The landscape of modern dating has long been defined by algorithmic matchmaking, but a new trend is shifting the power dynamic from the platforms to the users themselves. Recently, software engineer Ben Guez made headlines by revealing he has been utilizing a custom-built automated script to manage his romantic prospects on social media. By combining OpenClaw, Claude’s coding capabilities, and Instagram’s direct messaging infrastructure, Guez has effectively turned the tedious process of initial outreach into a streamlined, autonomous operation.
This development marks a significant departure from traditional dating app usage. Instead of swiping through endless profiles, Guez’s system acts as a personal digital agent. The setup allows him to identify potential matches, initiate conversations, and filter responses without manual intervention. Guez famously noted that he now has a "bunch of potential international wives" in his DMs, highlighting the sheer efficiency of his automated approach.
At the heart of this experiment is OpenClaw, a tool designed for web interaction and automation. When paired with Claude’s advanced reasoning and coding models, the system becomes capable of navigating complex social interfaces. The process generally follows a structured workflow:
- Target Identification: The script analyzes user profiles based on pre-defined preferences, filtering for specific interests or demographic markers.
- Engagement: Using Large Language Model (LLM) integration, the system crafts personalized initial messages that bypass the generic "hey" or "how are you" openers that plague modern dating apps.
- Response Management: The agent monitors incoming replies, determining which conversations warrant human intervention and which should be discarded or further nurtured through automated follow-ups.
By leveraging Claude to handle the nuance of natural language, Guez has managed to create an experience that feels remarkably human to the recipient, even though it is entirely machine-driven. This raises fundamental questions about the authenticity of online interactions when AI is the primary gatekeeper of human connection.

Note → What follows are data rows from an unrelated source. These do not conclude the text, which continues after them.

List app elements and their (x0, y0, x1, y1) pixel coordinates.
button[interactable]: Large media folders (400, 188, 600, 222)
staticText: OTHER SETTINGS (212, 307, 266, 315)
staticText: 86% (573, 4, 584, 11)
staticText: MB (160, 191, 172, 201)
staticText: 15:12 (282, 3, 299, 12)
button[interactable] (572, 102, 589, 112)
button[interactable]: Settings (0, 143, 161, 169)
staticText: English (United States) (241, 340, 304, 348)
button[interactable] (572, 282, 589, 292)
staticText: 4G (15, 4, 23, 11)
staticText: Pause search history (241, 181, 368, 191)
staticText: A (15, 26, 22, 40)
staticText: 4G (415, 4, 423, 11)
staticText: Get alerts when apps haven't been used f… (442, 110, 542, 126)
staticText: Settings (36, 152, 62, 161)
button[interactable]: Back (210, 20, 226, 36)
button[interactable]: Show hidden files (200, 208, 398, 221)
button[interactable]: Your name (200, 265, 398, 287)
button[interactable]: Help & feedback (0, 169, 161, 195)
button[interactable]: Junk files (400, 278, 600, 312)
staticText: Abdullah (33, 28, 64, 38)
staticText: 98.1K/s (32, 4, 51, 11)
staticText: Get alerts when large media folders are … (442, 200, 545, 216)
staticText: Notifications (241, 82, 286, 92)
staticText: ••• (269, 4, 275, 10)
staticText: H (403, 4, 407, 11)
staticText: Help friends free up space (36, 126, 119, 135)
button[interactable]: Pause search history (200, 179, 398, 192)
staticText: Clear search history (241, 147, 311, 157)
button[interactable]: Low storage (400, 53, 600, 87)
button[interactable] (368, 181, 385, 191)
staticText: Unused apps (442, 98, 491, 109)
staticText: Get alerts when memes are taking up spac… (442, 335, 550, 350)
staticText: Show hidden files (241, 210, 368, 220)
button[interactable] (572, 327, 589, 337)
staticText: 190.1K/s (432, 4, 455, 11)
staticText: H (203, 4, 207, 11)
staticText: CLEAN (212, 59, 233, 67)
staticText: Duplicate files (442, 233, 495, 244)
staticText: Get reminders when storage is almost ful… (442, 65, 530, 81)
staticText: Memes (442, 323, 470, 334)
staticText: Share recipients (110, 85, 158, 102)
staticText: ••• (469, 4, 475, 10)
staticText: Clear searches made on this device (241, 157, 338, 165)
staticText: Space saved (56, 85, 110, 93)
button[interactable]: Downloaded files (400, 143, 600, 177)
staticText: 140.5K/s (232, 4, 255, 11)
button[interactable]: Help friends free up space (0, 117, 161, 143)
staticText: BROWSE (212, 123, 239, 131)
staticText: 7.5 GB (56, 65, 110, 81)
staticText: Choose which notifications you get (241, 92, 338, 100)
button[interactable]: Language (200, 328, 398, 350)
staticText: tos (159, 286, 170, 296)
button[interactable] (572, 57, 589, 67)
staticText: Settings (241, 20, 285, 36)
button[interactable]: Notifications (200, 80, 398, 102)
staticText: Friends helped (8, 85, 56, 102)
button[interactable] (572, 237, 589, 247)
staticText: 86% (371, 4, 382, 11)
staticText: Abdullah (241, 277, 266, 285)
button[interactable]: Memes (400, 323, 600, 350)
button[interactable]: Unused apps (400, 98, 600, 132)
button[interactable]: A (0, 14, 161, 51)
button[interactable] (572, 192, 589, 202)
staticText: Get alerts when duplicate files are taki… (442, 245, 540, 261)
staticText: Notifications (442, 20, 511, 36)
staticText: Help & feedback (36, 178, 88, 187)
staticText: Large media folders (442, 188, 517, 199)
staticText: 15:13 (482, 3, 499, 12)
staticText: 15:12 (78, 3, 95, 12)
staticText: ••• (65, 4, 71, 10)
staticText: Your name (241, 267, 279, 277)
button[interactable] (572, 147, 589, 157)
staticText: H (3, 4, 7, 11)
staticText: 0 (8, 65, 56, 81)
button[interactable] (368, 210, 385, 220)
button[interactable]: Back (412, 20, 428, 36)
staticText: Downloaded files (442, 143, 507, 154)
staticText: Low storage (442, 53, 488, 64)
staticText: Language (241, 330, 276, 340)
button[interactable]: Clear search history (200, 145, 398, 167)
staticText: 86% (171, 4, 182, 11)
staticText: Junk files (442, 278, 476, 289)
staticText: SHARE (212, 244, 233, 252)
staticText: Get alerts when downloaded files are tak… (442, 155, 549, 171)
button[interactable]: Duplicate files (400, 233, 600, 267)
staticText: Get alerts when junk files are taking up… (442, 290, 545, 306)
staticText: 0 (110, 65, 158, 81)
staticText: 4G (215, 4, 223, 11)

While Guez’s approach is undeniably efficient, it has sparked a heated debate regarding the ethics of using AI in romantic pursuits. Critics argue that automating the "courtship" phase of a relationship strips away the sincerity required to build genuine foundations. If an AI is responsible for the first ten messages, is the connection truly between two people, or between two algorithms?
However, proponents of the technology argue that the current state of dating apps—often described as a "gamified, high-friction" environment—is already broken. For many, dating apps have become a chore, characterized by ghosting and superficial interactions. In this light, an AI agent serves as a filter, saving the user time by ensuring that when they finally do sit down to talk, the person on the other end is genuinely interested and vetted.
As tools like OpenClaw become more accessible, we are likely to see a broader adoption of "dating agents." This could lead to a future where individuals have personal AI assistants that handle their social calendars, suggest compatible partners, and even help draft thoughtful responses to ensure that communication remains consistent.
Yet, this shift also invites a "cat-and-mouse" game between users and platforms. Instagram and other social networks may soon deploy advanced bot-detection algorithms to combat automated outreach, leading to a technological arms race. If every user employs an agent to find a partner, we may eventually reach a point where thousands of bots are talking to each other, with the humans only stepping in once a concrete date is scheduled.
For now, Ben Guez’s experiment remains a fascinating look at the intersection of human desire and generative AI. Whether this leads to more meaningful relationships or just a faster, more automated form of loneliness remains to be seen. What is clear, however, is that the era of manual, organic online dating is rapidly evolving into something far more complex, calculated, and machine-assisted.